# Saturday Project (Gear Box w/ Pics)



## roger23 (Jan 14, 2001)

nice job!... I built one not that nice.I put regular drawer locks on it it was broken into while fishing .I ended up putting eye bolts on the sides and drawers and running a chain through it to lock it up ..I also bolted it to the truck


----------



## Hevi (May 18, 2004)

wyle_e_coyote said:


> Looks great, Jay!
> 
> 
> [Steelheadfred] 9:27pm: Why is Jay building a gear box when you should be hunting?
> ...


 
LOLOLOL!!!!:lol:


----------



## dogn4birdz (Aug 24, 2004)

Nice box you have there, Jay. Scott has seen mine already, it is a sight to behold. Color, I went with an orange I got at Menards, dutch boy, some Crayola orange color. Anyhow job well done.


----------



## GVSUKUSH (Mar 9, 2004)

I'm looking foward to viewing your spacious box in real life.


----------



## Topshelf (May 24, 2005)

Rooster_Smasher said:


> Deep Green, then after it drys real good paint Black paw prints on it... Might be able to find a templet thingy at an Art supply type store for the paw prints.


Instead of buying a template just trace your dogs foot onto some decent cardboard and then cut it out with an exacto Knife.


----------



## midwestfisherman (Apr 19, 2001)

Topshelf said:


> Instead of buying a template just trace your dogs foot onto some decent cardboard and then cut it out with an exacto Knife.


I don't think the dog would appreciate having his foot cut out with an exacto knife! ne_eye:


----------



## MIoutdoorsjunkie (Oct 11, 2006)

Very, very nice... I think I am going to build something similar for my pickup.


----------



## 2ESRGR8 (Dec 16, 2004)

For $20 you can add a lock to your tailgate, stops access to your drawers.


----------



## Tecumseh (Aug 13, 2004)

GVSUKUSH said:


> I'm looking foward to viewing your spacious box in real life.


 
I bet the girls fall for that line all the time.

Great job pahtridge.


----------



## Rugerdog (Sep 19, 2005)

2ESRGR8 said:


> For $20 you can add a lock to your tailgate, stops access to your drawers.

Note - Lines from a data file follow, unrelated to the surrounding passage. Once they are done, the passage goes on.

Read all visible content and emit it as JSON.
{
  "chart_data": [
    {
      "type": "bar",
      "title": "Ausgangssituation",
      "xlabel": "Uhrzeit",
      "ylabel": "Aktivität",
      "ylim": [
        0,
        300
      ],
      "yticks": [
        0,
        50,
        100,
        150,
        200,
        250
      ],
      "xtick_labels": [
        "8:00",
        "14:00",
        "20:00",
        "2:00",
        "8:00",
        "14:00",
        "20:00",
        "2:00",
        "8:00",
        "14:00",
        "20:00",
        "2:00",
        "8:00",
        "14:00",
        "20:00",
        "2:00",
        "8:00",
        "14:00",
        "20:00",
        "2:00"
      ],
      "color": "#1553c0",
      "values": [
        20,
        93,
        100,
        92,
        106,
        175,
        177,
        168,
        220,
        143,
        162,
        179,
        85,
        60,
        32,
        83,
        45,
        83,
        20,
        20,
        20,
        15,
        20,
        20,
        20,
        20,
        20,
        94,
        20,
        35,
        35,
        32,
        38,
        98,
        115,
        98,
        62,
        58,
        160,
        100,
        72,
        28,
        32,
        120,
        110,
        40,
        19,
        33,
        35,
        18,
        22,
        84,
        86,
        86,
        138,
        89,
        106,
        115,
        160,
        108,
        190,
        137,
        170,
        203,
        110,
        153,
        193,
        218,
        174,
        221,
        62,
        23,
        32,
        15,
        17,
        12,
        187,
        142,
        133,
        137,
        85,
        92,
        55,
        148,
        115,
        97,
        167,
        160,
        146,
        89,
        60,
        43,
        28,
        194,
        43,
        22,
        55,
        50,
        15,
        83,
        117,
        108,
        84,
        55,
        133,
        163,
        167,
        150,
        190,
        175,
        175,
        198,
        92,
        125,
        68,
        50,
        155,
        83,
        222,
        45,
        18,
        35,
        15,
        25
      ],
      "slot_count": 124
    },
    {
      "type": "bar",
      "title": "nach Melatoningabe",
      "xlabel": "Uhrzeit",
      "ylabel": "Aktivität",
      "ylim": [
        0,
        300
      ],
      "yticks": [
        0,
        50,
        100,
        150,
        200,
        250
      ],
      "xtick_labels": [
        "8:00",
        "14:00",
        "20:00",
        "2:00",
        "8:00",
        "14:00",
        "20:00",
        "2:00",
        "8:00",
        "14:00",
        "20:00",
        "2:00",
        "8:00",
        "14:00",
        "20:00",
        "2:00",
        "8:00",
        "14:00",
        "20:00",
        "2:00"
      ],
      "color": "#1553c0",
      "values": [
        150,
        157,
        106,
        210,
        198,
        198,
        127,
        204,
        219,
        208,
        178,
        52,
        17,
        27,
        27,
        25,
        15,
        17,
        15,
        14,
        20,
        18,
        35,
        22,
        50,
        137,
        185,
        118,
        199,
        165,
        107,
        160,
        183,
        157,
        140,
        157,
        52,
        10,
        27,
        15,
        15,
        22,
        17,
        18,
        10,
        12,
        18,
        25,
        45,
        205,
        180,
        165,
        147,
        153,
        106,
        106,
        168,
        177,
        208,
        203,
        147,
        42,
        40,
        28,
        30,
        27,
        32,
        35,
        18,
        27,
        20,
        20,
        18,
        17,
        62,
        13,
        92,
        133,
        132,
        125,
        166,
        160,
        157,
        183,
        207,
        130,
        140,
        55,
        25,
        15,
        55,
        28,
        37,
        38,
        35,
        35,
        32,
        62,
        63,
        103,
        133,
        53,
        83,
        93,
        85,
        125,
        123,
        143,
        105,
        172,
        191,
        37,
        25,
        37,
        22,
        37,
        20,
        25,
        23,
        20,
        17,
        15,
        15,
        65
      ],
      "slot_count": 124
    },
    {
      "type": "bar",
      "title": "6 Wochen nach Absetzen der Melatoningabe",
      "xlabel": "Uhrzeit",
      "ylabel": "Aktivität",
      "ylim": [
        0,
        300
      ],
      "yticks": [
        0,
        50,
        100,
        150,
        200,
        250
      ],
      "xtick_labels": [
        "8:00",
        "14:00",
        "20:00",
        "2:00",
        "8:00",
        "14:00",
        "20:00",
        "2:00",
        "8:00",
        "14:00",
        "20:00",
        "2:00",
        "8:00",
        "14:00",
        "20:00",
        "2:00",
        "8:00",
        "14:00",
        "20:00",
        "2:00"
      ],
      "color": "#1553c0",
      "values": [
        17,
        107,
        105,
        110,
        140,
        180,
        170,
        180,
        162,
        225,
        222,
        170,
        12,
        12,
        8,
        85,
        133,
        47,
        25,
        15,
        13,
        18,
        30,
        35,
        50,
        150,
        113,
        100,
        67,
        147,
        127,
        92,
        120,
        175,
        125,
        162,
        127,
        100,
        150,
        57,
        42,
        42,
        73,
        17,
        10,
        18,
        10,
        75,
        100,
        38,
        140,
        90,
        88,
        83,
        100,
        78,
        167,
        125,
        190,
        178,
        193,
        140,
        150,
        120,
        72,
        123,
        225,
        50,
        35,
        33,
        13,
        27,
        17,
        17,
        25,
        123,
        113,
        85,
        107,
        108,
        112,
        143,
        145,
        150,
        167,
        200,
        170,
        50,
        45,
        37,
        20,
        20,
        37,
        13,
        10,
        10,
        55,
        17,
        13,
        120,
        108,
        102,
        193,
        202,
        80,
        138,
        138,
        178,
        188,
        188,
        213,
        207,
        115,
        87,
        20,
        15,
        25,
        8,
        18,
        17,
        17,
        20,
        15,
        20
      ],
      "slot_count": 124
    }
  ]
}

You could market this to inmates at prisons...


----------



## midwestfisherman (Apr 19, 2001)

Rugerdog said:


> You could market this to inmates at prisons...


:lol::lol::lol::lol:


----------



## Bonz 54 (Apr 17, 2005)

PH,

Nice job, I'm planning to do something like that to my S-10 after I get a Cap. FRANK.


----------



## 2ESRGR8 (Dec 16, 2004)

Rugerdog said:


> You could market this to inmates at prisons...


The jobs all yours, get crackin'.


----------



## BarryPatch (Jul 21, 2004)

Nice drawers.


----------



## metro49 (Nov 24, 2006)

2ESRGR8 said:


> The jobs all yours, get crackin'.


Forget it Scott. Someone already beat you to it. I guess the idea of locking your drawers has been around for a long time. Don't waste your money.


----------